|
> Sure, the code is strange, but it is not necessarily inefficient. Out of the 6 pieces of Assembly code in the article, 2 of them are definitely inefficient - specifically, the 2 clang ones that contain irrelevant writes to the stack. Even if a CPU was smart enough to ignore those instructions with no performance penalty (which in itself is doubtful), at the very least those instructions take up space in memory/caches unnecessarily. The gcc output when arraySize is 3 is almost certain to be inefficient as well, when you look at portions such as: mov eax, 1
test eax, eax
sete al
ret
All this code is doing is to set eax to 0 and then returning. This could be done by simply replacing it with "xor eax, eax ; ret" or "mov eax, 0 ; ret" if there's a reason to avoid "xor" - there's already a mov there. The code as present also has the side effect of changing the CPU's flags, but this side effect can't be relied on as we return immediately, and flag values are not part of the returned values with this ABI.So yes, in general benchmarking is the only way to be sure. But when you look at the specifics of the generated code, we can see that at best 4 of the 6 snippets of Assembly code are optimal, and the actual number of optimal snippets is probably lower than 4 (my best guess is 2 here). All that said, I might benchmark everything later on and post a new article about it. > Also worth mentioning in passing: if you are not compiling with --march=native, all your code is being optimized for some prehistoric ancient least-common-denominator Intel processor, probably a 1990's-era 486, that nobody actually has anymore that has god-only-knows what inadequacies in its execution pipeline. So make sure you are. Yep: See https://news.ycombinator.com/item?id=46978577 |
I will concede that the generated code looks horrible. But it is not immediately clear to me that the generated code is significantly actually worse. Has the compiler produced ugly code that is actually not worse than the pretty code, once the execution pipeline model has been applied? Maybe. Conceivably. A problem that can be simply solved by profiling the code.

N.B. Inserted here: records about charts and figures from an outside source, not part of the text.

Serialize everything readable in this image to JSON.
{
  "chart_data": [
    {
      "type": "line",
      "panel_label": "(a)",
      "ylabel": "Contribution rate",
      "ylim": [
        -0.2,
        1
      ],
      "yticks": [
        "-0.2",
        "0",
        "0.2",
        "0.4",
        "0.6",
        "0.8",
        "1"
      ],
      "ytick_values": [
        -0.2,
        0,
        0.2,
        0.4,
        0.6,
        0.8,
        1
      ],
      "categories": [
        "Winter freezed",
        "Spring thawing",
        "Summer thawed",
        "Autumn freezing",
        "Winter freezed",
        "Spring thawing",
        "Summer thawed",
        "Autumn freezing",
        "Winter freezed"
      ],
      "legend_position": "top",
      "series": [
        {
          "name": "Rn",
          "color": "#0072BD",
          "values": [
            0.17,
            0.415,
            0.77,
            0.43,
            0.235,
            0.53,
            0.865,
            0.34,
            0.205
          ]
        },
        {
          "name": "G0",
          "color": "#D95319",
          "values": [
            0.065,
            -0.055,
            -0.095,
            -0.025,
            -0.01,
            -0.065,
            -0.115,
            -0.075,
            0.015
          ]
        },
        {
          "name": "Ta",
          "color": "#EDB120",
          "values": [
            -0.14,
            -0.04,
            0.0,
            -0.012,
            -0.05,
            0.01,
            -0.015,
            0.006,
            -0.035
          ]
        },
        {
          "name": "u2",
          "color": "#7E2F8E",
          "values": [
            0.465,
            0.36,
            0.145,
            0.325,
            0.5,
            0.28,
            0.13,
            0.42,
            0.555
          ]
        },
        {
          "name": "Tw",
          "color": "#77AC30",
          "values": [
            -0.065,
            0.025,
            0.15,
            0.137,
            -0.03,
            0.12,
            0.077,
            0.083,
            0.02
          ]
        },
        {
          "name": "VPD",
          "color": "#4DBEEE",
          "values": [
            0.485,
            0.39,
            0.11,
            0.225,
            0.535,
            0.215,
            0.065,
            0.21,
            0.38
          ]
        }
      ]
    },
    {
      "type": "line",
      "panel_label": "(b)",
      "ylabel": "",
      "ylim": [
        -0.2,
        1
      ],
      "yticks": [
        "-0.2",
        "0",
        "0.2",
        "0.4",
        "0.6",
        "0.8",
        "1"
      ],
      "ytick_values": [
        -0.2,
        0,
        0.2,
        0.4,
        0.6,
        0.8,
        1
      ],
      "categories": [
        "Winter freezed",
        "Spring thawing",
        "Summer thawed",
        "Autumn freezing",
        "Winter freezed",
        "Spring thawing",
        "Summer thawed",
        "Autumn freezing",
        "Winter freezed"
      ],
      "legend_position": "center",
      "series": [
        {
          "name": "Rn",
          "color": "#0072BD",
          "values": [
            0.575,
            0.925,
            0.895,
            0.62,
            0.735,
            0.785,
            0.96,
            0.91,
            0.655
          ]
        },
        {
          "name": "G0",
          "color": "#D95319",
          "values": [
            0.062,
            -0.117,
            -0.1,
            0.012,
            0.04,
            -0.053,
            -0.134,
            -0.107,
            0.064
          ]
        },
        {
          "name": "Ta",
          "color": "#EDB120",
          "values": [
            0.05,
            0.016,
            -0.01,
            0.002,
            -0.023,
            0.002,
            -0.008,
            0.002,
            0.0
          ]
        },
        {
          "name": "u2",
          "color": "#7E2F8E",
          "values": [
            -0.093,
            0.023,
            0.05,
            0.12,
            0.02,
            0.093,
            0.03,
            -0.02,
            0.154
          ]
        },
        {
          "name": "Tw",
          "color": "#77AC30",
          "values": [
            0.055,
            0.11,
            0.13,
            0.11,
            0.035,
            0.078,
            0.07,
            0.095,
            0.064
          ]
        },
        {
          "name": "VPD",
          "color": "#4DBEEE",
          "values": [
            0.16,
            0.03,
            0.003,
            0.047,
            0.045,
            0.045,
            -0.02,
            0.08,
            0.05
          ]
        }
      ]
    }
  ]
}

My personal experience with hand optimizing code on modern Intel processors is that things that one intuitively expects to improve execution speed don't necessarily produce actual performance improvements. And that one should never make such optimizations without careful profiling of the results.
True I suppose that there is going to be a vanishingly tiny penalty for cache pollution. But if the performance of your performance-critical code section depends on how often cache-misses occur, then you have a problem that's between one and two orders of magnitude worse than anything you're going to get from instruction optimization, given a 7 to 100+ cycle penalty for a cache miss, and you should probably be looking for other ways to optimize the code.
When benchmarking, cache misses are never going to happen. And I think the same is broadly generally true for actual performance-critical code in actual use too. If the code is truly performance critical, then its unlikely that cache misses will occur. Or unlikely that a very occasional cache miss isn't interleaved with a hundreds of cache hits. And if they do occur, the solution will to be to optimize data access patterns, not produce better code optimizations.